In The Times today Trevor Philips argues that in Britain class is a bigger discriminator than race. I don’t want to rank prejudices and for what it’s worth see all too many cultural dividers around. Race, Class, Gender – and a dozen more. But Class is certainly high up this gruesome list.
Shaw rightly said how we speak is a huge divider. Accents are not infallible evidence of social class, but they are pretty good. Factor in dress and manners and you can pretty precisely place someone’s background in a few minutes. Joan Bakewell, from a working class background changed her speech on the train from Liverpool. My employer back in the 1960s unquestionably discriminated and selected white middle class males ahead of any other group.
Let’s not be mealy-mouthed about discrimination. Race is important. You can, like Bakewell, change how you speak. You can educate yourself to smarten your intelligence. You can adopt behaviour that the culture you’re in sees as the norm. But you can’t change your race.
The hair straighteners and skin whiteners don’t work. And race brings a culture with it including, sometimes, religion and family norms. The various anti discrimination movements try to make us believe that those who are different from us matter. They are right, black lives do matter and we need more activism, not less. More “taking the knee” not less. And those at the top, especially those who are themselves from a minority, should be in the front line.
Priti Patel has made her position clear. She is of course of East African Asian heritage. Her family fled discrimination to make a home in Britain. She grew up in a Hindu household so she will be quite aware what being an immigrant and not of the mainstream religion, as well as not of the dominant white middle class, means.
I don’t want to discuss Patel here – I find her Hard Right stance on everything puzzling (given her background) but that’s not the key point about discrimination.
That point is the irrationally of prejudice combined with the fact that it is inculcated into British society. If people are different far too many of us denigrate them. Perhaps it’s idealism but I welcome multiculturalism and believe it enriches our society. And if a group is marginalised because of their colour we should all protest – it’s not “gesture politics” , it’s a cry for human rights.
One thought on “Taking the knee is not “gesture politics” , it’s a cry for human rights.”
There is nobody more fond of gesture politics than the prime minister. He uses gestures of one sort or another constantly. In fact, every time he appears in public he makes some form of gesture. So it’s odd Patel makes a criticism of the practice. So we must assume their form of gesture politics is OK but others not.

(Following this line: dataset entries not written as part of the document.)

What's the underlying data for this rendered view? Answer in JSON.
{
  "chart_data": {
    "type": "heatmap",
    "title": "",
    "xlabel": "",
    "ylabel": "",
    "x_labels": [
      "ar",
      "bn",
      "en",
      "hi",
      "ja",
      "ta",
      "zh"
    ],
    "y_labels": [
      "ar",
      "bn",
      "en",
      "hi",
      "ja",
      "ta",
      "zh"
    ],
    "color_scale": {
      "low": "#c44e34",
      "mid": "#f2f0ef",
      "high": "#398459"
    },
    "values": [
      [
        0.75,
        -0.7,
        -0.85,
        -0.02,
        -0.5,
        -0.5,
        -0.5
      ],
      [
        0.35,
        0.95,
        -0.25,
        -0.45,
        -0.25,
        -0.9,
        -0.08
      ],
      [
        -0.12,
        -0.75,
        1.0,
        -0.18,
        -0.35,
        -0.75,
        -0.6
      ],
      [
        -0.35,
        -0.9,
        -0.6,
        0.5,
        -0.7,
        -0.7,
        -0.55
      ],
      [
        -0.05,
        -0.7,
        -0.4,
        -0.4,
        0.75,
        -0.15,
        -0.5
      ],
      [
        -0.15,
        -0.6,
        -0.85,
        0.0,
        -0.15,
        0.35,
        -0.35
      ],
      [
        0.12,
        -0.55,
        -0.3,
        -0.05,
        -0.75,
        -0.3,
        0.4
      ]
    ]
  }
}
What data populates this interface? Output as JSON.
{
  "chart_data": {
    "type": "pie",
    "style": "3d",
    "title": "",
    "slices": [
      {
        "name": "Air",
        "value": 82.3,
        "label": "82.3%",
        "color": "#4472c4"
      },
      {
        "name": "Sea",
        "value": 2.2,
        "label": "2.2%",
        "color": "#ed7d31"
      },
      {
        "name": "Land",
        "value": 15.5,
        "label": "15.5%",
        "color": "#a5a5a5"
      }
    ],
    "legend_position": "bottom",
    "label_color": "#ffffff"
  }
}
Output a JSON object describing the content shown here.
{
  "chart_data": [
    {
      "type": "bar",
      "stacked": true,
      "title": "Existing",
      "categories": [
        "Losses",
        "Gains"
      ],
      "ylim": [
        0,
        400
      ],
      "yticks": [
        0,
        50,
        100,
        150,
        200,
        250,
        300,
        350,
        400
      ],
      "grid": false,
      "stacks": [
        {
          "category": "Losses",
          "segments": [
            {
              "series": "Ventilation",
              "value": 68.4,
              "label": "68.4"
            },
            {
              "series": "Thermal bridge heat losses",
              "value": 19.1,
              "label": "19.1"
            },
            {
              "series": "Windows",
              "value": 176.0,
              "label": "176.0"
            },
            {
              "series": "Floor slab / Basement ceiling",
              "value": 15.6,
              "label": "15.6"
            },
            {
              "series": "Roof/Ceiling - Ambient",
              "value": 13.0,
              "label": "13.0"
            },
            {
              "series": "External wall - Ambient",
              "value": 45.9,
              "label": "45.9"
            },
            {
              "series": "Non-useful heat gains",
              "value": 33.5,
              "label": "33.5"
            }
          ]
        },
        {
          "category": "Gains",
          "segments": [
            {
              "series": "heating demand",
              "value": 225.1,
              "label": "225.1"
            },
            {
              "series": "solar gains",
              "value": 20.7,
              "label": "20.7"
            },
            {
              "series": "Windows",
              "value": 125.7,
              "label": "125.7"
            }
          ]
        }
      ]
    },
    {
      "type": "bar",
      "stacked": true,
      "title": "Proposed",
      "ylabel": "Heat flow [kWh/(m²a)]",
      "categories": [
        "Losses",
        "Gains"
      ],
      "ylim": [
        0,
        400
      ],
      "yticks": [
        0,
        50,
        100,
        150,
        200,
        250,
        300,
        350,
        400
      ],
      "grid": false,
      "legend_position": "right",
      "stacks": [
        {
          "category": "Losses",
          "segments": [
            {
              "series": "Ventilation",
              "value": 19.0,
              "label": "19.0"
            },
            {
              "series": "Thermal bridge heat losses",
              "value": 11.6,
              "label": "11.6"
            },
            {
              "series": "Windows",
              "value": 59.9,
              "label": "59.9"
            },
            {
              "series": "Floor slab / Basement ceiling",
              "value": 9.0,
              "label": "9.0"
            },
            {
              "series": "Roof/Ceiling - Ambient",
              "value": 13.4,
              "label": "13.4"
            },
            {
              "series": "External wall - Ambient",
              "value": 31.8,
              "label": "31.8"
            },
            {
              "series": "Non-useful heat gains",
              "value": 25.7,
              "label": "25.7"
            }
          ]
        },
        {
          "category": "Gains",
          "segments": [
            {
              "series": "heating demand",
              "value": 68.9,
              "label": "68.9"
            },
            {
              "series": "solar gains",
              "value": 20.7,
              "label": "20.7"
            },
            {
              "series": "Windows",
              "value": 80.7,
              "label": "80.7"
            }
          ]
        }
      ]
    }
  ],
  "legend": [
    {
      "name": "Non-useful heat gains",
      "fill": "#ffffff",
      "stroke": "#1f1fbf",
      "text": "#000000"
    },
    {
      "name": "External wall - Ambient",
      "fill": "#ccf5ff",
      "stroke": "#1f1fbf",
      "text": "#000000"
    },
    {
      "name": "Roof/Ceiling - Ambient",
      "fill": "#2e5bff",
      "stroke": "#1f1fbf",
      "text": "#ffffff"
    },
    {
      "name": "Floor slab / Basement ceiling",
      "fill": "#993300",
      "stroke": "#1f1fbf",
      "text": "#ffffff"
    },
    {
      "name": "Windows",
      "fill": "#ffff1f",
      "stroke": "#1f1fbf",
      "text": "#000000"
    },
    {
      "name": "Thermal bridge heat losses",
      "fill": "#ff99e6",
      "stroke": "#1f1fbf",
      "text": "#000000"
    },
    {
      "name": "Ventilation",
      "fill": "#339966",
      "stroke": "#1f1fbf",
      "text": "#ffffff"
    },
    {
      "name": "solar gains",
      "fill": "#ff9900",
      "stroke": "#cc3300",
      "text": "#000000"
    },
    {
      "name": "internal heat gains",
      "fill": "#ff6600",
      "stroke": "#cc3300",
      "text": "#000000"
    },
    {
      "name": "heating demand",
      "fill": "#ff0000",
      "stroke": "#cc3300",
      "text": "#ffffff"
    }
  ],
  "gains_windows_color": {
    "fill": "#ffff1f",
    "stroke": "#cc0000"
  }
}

I have to admit to being uncomfortable with any form of political gesture. I prefer rational arguments with words.
The validity of ‘taking the knee’ in my view depends a lot on who is doing it. For example, I thought Starmer’s knee gesture a tad embarrassing.
At sports events, on the other hand, it’s valid since sport needs to atone for generations of racial discrimination. I also see ‘taking the knee’ as a visible act of contrition rather than a cry for human rights.
Human rights are and always have been self evidently just that.